Question 47:
A decrease in the concentration of serum albumin leads to which of the following conditions?
The correct answer is (A) Chronic liver disease.
A decrease in serum albumin concentration, known as hypoalbuminemia, directly results from impaired liver synthesis, as the liver produces nearly all of the body’s albumin.
Option Breakdown
(A) Chronic Liver Disease
Chronic liver diseases like hepatitis or fatty liver damage hepatocytes, reducing albumin production and causing low serum levels (typically <3.5 g/dL).
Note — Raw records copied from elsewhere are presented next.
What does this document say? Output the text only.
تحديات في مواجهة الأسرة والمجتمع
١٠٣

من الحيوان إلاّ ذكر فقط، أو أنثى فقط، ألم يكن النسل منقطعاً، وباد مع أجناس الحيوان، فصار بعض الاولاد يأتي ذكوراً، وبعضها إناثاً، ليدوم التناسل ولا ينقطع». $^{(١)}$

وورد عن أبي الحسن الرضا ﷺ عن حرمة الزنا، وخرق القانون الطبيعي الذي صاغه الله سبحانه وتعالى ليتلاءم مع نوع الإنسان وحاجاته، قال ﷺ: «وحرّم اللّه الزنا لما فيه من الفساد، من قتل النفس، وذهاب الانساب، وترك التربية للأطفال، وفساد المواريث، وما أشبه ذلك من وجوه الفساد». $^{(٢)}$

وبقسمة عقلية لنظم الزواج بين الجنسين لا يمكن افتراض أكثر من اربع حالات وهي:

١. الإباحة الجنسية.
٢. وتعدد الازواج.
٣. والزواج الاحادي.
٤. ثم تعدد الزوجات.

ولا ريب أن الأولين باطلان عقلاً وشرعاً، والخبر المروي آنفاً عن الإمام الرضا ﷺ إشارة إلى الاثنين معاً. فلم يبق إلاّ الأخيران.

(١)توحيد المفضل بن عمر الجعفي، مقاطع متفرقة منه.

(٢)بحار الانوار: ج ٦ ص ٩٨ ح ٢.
This leads to edema due to decreased oncotic pressure.
(B) Hemochromatosis
This iron overload disorder causes liver damage and fibrosis, but hypoalbuminemia occurs only in advanced stages as a secondary effect, not the primary condition.
(C) Wilson Disease
A genetic copper accumulation disorder affecting the liver, it can lower albumin in cirrhosis stages, but the decrease stems from end-stage liver failure, not the disease itself.
(D) Cirrhosis
Cirrhosis, an end-stage scarring of the liver from chronic damage, features low albumin due to synthetic failure, but it’s a specific outcome rather than the broad category of chronic liver disease.
Introduction to Decrease Serum Albumin Concentration
A decrease serum albumin concentration below 3.5 g/dL often indicates chronic liver issues, where reduced hepatic synthesis disrupts fluid balance. Essential for GATE Life Sciences prep, it differentiates from metal storage disorders.
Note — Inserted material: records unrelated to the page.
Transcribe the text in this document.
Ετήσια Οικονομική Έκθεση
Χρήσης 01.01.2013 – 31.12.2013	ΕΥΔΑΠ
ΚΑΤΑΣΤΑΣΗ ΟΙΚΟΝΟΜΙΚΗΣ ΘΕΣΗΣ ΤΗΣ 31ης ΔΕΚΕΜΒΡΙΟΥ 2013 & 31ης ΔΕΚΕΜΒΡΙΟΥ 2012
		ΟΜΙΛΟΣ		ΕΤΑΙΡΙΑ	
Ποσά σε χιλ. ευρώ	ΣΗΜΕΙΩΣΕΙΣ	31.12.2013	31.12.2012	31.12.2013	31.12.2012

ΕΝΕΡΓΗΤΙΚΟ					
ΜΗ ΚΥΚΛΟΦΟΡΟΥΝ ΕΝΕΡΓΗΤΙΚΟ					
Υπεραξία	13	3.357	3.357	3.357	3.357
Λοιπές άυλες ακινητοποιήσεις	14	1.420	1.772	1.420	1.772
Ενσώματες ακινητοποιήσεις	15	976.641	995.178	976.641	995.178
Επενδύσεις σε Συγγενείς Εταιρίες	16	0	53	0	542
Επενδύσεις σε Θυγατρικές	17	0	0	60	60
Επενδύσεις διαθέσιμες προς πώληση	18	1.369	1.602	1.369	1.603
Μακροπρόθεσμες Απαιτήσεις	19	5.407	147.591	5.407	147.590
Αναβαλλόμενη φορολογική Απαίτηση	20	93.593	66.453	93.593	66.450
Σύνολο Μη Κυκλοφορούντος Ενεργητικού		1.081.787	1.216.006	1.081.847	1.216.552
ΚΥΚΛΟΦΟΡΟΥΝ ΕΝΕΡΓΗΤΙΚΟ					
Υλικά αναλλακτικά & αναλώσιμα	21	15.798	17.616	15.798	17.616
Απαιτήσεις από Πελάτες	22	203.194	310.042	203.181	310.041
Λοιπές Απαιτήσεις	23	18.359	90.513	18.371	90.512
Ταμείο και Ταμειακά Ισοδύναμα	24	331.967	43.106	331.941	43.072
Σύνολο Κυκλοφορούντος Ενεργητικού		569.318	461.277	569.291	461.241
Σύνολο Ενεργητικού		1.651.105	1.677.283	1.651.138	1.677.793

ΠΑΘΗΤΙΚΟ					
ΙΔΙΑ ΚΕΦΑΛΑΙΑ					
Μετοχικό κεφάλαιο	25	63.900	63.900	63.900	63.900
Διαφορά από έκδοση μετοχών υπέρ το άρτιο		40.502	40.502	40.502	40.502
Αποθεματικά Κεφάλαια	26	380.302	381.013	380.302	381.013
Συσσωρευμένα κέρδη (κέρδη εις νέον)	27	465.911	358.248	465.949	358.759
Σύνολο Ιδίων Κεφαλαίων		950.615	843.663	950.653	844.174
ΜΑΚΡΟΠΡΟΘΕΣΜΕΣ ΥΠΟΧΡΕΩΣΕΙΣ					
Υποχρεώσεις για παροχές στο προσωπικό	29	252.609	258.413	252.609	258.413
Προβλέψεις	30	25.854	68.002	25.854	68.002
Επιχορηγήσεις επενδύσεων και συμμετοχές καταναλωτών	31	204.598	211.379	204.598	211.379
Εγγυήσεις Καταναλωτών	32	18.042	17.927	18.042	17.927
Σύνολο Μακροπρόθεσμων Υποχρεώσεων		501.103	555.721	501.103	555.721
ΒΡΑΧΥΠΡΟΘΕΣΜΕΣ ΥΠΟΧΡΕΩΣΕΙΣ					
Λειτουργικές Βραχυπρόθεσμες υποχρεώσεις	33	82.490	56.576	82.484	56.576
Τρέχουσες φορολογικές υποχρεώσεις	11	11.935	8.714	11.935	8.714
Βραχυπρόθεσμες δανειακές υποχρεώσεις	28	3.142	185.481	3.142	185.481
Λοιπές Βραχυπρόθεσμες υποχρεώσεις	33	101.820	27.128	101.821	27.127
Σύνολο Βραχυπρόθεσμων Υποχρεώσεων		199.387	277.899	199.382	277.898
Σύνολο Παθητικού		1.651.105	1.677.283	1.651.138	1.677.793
Causes of Low Serum Albumin
Liver impairment from chronic inflammation halts albumin production, while losses via kidneys or gut contribute less commonly. Symptoms include swelling and fatigue from low oncotic pressure.
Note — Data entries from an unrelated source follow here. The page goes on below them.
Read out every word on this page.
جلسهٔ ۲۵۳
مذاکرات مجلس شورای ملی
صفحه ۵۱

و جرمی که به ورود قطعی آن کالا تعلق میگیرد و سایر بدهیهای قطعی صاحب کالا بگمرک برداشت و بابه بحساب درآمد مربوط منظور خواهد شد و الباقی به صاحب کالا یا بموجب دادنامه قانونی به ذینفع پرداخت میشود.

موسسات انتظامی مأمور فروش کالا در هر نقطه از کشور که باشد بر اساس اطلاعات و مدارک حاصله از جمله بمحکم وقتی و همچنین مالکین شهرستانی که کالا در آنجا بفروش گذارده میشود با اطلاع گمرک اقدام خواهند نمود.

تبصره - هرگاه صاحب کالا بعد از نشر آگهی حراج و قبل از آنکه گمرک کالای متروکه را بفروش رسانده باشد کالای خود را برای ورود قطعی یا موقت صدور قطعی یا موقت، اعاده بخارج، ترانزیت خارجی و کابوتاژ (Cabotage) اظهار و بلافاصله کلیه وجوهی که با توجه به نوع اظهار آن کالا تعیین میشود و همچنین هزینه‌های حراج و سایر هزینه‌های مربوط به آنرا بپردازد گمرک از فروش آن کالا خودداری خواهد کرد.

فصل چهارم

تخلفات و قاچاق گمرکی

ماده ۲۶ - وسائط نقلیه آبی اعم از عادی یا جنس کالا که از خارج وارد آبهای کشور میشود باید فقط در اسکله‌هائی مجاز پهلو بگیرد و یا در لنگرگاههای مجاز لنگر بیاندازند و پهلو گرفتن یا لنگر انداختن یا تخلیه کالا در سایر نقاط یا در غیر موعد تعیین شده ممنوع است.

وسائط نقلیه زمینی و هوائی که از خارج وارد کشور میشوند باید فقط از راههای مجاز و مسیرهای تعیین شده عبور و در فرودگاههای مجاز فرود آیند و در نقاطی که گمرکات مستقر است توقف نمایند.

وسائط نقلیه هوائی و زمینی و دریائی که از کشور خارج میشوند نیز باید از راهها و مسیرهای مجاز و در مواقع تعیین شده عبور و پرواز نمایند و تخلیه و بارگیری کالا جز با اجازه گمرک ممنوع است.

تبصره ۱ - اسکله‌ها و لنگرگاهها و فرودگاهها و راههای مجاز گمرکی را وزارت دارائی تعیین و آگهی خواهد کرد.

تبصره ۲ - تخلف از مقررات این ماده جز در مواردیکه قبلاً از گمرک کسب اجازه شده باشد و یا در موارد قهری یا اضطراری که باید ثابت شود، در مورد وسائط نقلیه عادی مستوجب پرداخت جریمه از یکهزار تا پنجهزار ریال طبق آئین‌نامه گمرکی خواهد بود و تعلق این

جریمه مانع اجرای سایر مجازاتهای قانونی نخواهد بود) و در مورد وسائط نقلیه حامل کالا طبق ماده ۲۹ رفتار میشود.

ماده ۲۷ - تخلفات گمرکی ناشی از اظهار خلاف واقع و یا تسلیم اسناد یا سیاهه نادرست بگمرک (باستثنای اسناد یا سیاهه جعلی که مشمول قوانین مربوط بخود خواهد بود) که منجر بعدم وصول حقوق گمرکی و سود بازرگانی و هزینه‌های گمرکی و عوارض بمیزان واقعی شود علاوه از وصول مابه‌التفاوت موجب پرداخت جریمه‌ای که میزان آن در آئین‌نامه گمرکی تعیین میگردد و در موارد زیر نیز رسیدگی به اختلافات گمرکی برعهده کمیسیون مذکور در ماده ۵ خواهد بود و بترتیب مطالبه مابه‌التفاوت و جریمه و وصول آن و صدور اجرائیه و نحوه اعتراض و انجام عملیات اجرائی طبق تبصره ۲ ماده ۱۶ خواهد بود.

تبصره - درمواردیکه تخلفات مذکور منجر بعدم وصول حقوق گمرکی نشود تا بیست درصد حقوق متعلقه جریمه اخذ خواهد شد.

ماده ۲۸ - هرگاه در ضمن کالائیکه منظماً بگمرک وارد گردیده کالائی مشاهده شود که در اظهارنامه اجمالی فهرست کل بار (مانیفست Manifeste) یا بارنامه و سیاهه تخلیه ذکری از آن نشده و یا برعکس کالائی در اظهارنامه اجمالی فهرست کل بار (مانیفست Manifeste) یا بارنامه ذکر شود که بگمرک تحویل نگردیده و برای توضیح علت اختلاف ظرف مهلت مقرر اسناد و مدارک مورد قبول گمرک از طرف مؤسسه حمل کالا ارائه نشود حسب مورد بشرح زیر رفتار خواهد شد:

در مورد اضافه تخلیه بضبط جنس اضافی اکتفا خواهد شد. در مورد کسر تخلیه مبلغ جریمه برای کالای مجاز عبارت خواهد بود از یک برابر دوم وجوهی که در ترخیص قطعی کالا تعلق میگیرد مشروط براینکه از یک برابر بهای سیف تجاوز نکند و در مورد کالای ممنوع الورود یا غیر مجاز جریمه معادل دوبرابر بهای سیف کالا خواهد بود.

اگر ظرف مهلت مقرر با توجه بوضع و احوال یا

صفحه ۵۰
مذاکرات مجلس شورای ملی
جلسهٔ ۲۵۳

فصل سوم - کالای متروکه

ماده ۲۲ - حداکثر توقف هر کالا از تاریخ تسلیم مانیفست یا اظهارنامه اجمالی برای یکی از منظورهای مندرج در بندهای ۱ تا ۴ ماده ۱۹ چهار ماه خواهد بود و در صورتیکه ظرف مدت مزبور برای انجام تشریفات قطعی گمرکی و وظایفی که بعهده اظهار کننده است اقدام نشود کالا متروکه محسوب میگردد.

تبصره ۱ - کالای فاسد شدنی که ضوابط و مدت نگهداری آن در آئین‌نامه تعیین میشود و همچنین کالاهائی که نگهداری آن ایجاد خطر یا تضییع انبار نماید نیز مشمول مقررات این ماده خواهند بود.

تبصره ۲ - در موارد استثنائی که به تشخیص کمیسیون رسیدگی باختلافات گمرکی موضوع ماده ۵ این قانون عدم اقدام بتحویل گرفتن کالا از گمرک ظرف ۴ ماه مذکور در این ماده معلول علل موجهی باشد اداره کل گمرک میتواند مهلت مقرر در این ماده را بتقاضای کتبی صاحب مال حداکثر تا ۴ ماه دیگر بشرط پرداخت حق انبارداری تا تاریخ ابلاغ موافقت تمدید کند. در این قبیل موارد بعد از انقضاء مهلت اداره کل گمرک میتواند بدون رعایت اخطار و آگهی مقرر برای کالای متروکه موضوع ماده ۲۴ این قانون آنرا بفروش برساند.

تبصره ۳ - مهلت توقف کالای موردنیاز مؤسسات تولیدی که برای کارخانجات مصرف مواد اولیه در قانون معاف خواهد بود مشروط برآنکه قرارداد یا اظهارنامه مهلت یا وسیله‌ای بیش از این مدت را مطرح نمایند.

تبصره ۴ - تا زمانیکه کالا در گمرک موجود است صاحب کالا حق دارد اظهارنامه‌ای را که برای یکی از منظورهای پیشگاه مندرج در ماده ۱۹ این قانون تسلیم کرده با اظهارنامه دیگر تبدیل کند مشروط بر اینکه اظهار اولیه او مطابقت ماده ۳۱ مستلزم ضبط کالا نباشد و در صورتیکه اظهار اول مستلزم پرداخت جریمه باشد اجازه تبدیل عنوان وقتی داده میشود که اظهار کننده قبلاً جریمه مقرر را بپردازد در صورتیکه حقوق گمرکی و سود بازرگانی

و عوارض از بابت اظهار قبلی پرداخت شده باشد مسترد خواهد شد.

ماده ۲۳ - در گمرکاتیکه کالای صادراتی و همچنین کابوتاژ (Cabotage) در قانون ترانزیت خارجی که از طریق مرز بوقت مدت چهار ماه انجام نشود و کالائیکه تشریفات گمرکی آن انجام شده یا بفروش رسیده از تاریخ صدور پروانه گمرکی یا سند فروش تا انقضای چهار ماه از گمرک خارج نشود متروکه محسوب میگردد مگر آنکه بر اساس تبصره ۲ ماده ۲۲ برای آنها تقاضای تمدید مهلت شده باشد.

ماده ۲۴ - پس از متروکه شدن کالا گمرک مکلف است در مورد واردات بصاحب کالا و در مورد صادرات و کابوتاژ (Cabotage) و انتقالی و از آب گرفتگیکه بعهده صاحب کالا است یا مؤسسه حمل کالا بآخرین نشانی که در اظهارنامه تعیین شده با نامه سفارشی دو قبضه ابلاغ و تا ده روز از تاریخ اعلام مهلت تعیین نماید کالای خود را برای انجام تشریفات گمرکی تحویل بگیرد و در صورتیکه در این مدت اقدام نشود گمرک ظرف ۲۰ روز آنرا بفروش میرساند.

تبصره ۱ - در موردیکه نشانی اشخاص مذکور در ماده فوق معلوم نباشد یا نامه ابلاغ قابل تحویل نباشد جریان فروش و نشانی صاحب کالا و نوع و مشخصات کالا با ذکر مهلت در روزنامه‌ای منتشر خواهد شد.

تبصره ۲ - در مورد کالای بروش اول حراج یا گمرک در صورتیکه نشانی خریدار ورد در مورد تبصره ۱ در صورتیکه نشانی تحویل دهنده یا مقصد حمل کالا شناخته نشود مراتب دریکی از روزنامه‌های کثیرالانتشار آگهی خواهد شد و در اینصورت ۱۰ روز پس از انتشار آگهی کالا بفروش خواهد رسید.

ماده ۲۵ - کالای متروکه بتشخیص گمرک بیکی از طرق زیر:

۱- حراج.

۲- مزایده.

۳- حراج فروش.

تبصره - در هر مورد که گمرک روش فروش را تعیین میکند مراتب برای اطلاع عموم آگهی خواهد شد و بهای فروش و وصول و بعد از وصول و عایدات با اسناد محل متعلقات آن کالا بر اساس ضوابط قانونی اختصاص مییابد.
Normal levels range 3.5-5.0 g/dL; chronic drops signal progression.
Conditions Comparison Table
| Condition | Primary Mechanism | Albumin Decrease Role | Key Feature |
|---|---|---|---|
| Chronic Liver Disease | Impaired synthesis | Direct cause | Hepatitis, fatty liver |
| Hemochromatosis | Iron overload damage | Secondary in late stages | Bronze diabetes |
| Wilson Disease | Copper buildup | Late liver failure | Kayser-Fleischer rings |
| Cirrhosis | Scarring/synthetic failure | End-stage result | Ascites, varices |
This clarifies decrease serum albumin concentration for competitive exams.
Implications for Life Sciences Students
Recognizing low albumin as a chronic liver disease marker sharpens biochemistry and pathology knowledge, aiding PYQ solving in exams.